In the twenty-five to thirty-five sessions deVillar worked with him, Michael canceled numerous times. He often left early. At first, Michael showed up with an entourage that prepared for every eventuality.
“I may go
here
,” Michael would say offhandedly, prompting a flurry of travel arrangements involving four booked flights to different parts of the world—three of which had to be canceled the second Michael stepped onto one of the planes. “Michael wastes a lot of money,” deVillar says.

That was true—in payments big and small. Back in 1993, Michael’s Neverland Ranch payroll included salaries for ninety employees—among them, five elephant trainers, eleven gardeners, and three reptile handlers.
Rolling Stone
reported MJ paid
$1.54 million for producer David O. Selznick’s
Gone with the Wind
Oscar and $5,000 an hour for his own plane, usually packed with high-priced assistants. The work he was doing with deVillar, Dr. Freeze, and others for his upcoming album would eventually cost $20 million in production. Plus, during this time, a California jury ordered him to pay more than $20 million to Marcel Avram, one of his longtime promoters, for canceling two shows in 1999. And there were smaller, persistent expenses. While working on the
Invincible
album, which would come out in 2001, Michael took Harvey Mason Jr., a trusted songwriter, engineer, and coproducer, on spontaneous shopping trips. One day they went to the Virgin Megastore in Times Square; Michael was dressed like a Middle Eastern sheik to avoid recognition.
“Get anything you want,” Michael told his new friend.
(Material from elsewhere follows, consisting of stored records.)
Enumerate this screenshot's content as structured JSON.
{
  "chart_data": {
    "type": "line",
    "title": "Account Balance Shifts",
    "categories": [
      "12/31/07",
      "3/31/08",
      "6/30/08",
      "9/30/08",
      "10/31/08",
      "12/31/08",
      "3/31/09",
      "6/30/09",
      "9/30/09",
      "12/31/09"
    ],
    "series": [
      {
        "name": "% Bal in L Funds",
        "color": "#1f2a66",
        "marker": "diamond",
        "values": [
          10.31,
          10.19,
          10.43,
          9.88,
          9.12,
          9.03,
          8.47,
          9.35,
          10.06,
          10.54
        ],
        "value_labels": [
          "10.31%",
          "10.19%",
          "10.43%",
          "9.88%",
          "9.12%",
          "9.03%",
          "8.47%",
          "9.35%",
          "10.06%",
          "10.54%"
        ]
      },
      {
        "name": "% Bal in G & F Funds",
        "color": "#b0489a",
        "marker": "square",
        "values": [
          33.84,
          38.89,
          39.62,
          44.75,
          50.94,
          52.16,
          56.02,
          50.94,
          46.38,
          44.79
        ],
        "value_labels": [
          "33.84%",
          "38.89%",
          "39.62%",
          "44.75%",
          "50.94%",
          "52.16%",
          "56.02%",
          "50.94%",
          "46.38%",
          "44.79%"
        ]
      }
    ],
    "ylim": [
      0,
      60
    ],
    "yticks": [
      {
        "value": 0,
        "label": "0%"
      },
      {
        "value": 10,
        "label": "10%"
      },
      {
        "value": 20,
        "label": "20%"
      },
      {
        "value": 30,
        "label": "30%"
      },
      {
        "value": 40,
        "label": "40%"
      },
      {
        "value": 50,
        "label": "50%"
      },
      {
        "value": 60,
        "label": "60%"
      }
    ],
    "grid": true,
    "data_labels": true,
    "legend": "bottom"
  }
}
Sheepishly, Mason selected a CD. “You’re not doing a good job of shopping!” Michael admonished, then swept an entire shelf full of CDs and DVDs into his shopping cart. “Do it like
that
.” Mason happened
to mention he was a James Bond fan, and the next day, a complete set of Bond DVDs and a new, high-end portable DVD player showed up at the studio.

“Michael would believe somehow that Sony was paying for it all, and they were,” says one of his associates and confidants, Marc Schaffel, who wound up suing him. “But they were charging it to him. Anything he did, whether it was hotels or private jets or whatever, they paid, but they charged him for it. So he was using up more and more of his income and going deeper and deeper into debt with Sony.”
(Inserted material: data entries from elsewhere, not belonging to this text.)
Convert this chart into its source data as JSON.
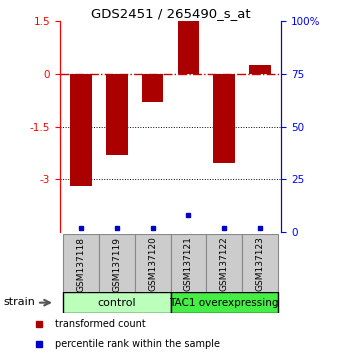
{
  "title": "GDS2451 / 265490_s_at",
  "samples": [
    "GSM137118",
    "GSM137119",
    "GSM137120",
    "GSM137121",
    "GSM137122",
    "GSM137123"
  ],
  "transformed_counts": [
    -3.2,
    -2.3,
    -0.8,
    1.55,
    -2.55,
    0.25
  ],
  "percentile_ranks": [
    2,
    2,
    2,
    8,
    2,
    2
  ],
  "ylim_left": [
    -4.5,
    1.5
  ],
  "ylim_right": [
    0,
    100
  ],
  "left_yticks": [
    1.5,
    0,
    -1.5,
    -3
  ],
  "left_yticklabels": [
    "1.5",
    "0",
    "-1.5",
    "-3"
  ],
  "right_yticks": [
    100,
    75,
    50,
    25,
    0
  ],
  "right_yticklabels": [
    "100%",
    "75",
    "50",
    "25",
    "0"
  ],
  "bar_color": "#aa0000",
  "percentile_color": "#0000cc",
  "hline_color": "#cc0000",
  "dotted_lines": [
    -1.5,
    -3
  ],
  "bar_width": 0.6,
  "control_color": "#bbffbb",
  "tac1_color": "#44ee44",
  "sample_box_color": "#cccccc",
  "legend_red_label": "transformed count",
  "legend_blue_label": "percentile rank within the sample",
  "strain_label": "strain"
}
By 1998, Michael’s total debt was
$140 million.

He wasn’t broke, but he was heading in that direction. His album sales weren’t as grand as they used to be, and while the
HIStory
tour had grossed $165 million, due to the expenses, he’d actually lost $11.2 million on it. (
Dangerous
had broken even.)
“He was simply addicted to Number One hits and roaring crowds, and he didn’t care what he had to pay to get them,” wrote Tommy Mottola, chairman of Sony Entertainment. What saved him from bankruptcy, over and over, was his 1984 investment in the Beatles catalog. In 1995, he sold half of his stake in ATV, the publishing company, to Sony for
$90 million; the two owners, Michael Jackson and Sony, essentially became partners in running the company.
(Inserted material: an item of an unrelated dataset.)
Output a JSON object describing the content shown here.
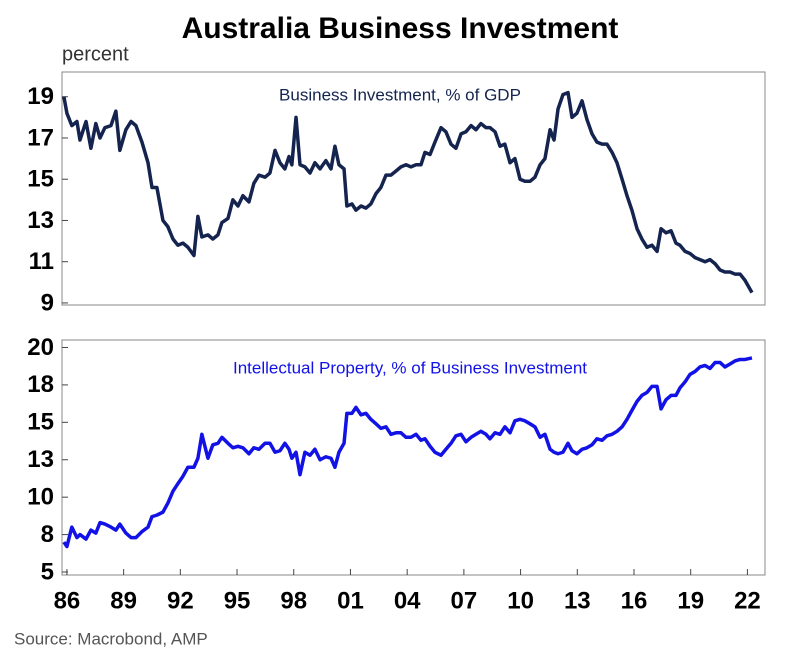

“He said it very explicitly: ‘Don’t talk to me about the money. I will spend whatever I need to . . . it’s my money,’ ” recalls Michael Schulhof, who as Sony Corp.’s American chief executive oversaw MJ’s record label through 1996 and met personally with the star numerous times. “He burned through a lot of money and it’s ultimately why we were able to get fifty percent of the ATV catalog. I remember thinking to myself at the time: ‘He’ll eventually run out of this, too.’ ” His problem, in addition to the spending, was keeping an eye on the
“vampires” and “spiders” in his camp, as Lisa Marie Presley called them.
“I was always scolding him and warning him: ‘Who are you traveling with? Why don’t you have someone who would take good care of you?’ ” recalls Uri Geller, the Israeli-born celebrity “mystifier”
who first befriended MJ when he was a teenager. “There must have been some good people around him, too, but he did whatever he wanted.” By 2001, Henry Aubrey, MJ’s bodyguard and de facto business manager, noticed employees were paying $3,000 a week on two SUV rentals. Aubrey cut that to $300.
“He didn’t keep on top of every single dime, because he had people doing that for him,” he says. “And the people who were doing that for him weren’t doing a very good job.”